On the morning of Sunday, December 15, the Damascus governor's office, on the second floor of a building in the center of the Syrian capital with an armed guard, was buzzing like a beehive. Former employees of the governorate, who had returned to their posts after the fall of Syrian dictator Bashar al-Assad a week earlier, were preparing for the arrival of the governor recently appointed by the Hayat Tahrir al-Sham group (HTS, or the Levant Liberation Organization, a former branch of al-Qaeda in Syria) – the new rulers of Syria.
They washed floors and removed faded pictures. They welcomed residents who had come to report a neighborhood problem or request a service. In the kitchen, employees chatted and smoked cigarettes, while coffee boiled on the stove. Former employees, some with more than 30 years' service, talked to those who had just been seconded from the salvation government set up by HTS in Idlib, its stronghold in the north-west of the country. The governor arrived, dressed in a navy three-piece suit, his shoes polished and his long beard neatly trimmed.

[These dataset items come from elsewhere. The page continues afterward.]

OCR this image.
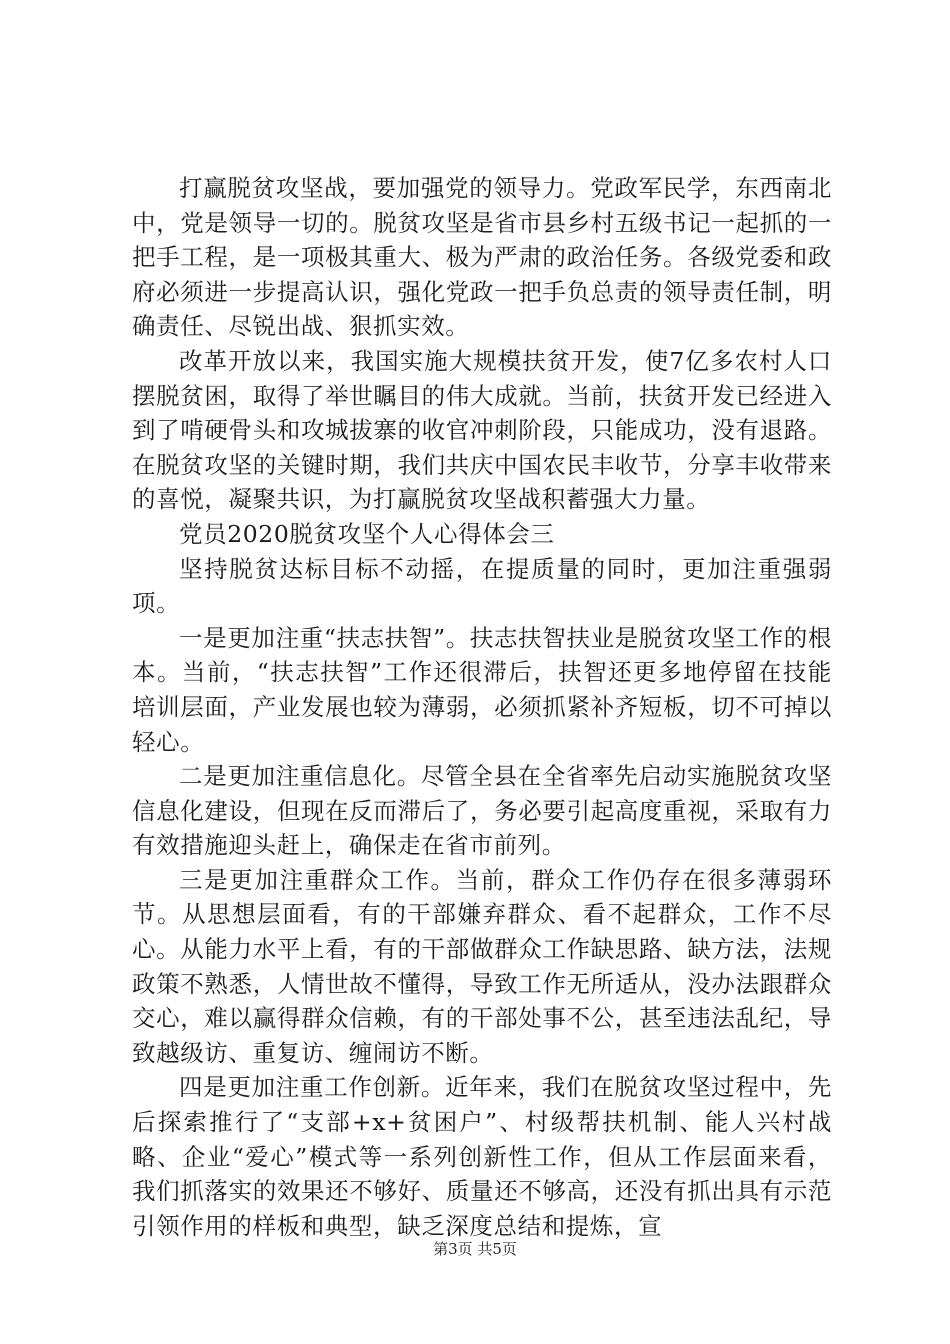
打赢脱贫攻坚战，要加强党的领导力。党政军民学，东西南北中，党是领导一切的。脱贫攻坚是省市县乡村五级书记一起抓的一把手工程，是一项极其重大、极为严肃的政治任务。各级党委和政府必须进一步提高认识，强化党政一把手负总责的领导责任制，明确责任、尽锐出战、狠抓实效。

改革开放以来，我国实施大规模扶贫开发，使7亿多农村人口摆脱贫困，取得了举世瞩目的伟大成就。当前，扶贫开发已经进入到了啃硬骨头和攻城拔寨的收官冲刺阶段，只能成功，没有退路。在脱贫攻坚的关键时期，我们共庆中国农民丰收节，分享丰收带来的喜悦，凝聚共识，为打赢脱贫攻坚战积蓄强大力量。

党员2020脱贫攻坚个人心得体会三

坚持脱贫达标目标不动摇，在提质量的同时，更加注重强弱项。

一是更加注重“扶志扶智”。扶志扶智扶业是脱贫攻坚工作的根本。当前，“扶志扶智”工作还很滞后，扶智还更多地停留在技能培训层面，产业发展也较为薄弱，必须抓紧补齐短板，切不可掉以轻心。

二是更加注重信息化。尽管全县在全省率先启动实施脱贫攻坚信息化建设，但现在反而滞后了，务必要引起高度重视，采取有力有效措施迎头赶上，确保走在省市前列。

三是更加注重群众工作。当前，群众工作仍存在很多薄弱环节。从思想层面看，有的干部嫌弃群众、看不起群众，工作不尽心。从能力水平上看，有的干部做群众工作缺思路、缺方法，法规政策不熟悉，人情世故不懂得，导致工作无所适从，没办法跟群众交心，难以赢得群众信赖，有的干部处事不公，甚至违法乱纪，导致越级访、重复访、缠闹访不断。

四是更加注重工作创新。近年来，我们在脱贫攻坚过程中，先后探索推行了“支部+x+贫困户”、村级帮扶机制、能人兴村战略、企业“爱心”模式等一系列创新性工作，但从工作层面来看，我们抓落实的效果还不够好、质量还不够高，还没有抓出具有示范引领作用的样板和典型，缺乏深度总结和提炼，宣

第3页 共5页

Maher Marwan settled himself on the sofa in his richly decorated, Damascene-style office. A native of the old city of Damascus, the 42-year-old was returning there for the first time, 12 years after fleeing the repression of the Assad regime. He is a product of the administration set up by HTS to manage the province of Idlib. Trained in Islamic law and administrative management, he has held positions in the group's ministries of awqaf (charitable endowments) and local development.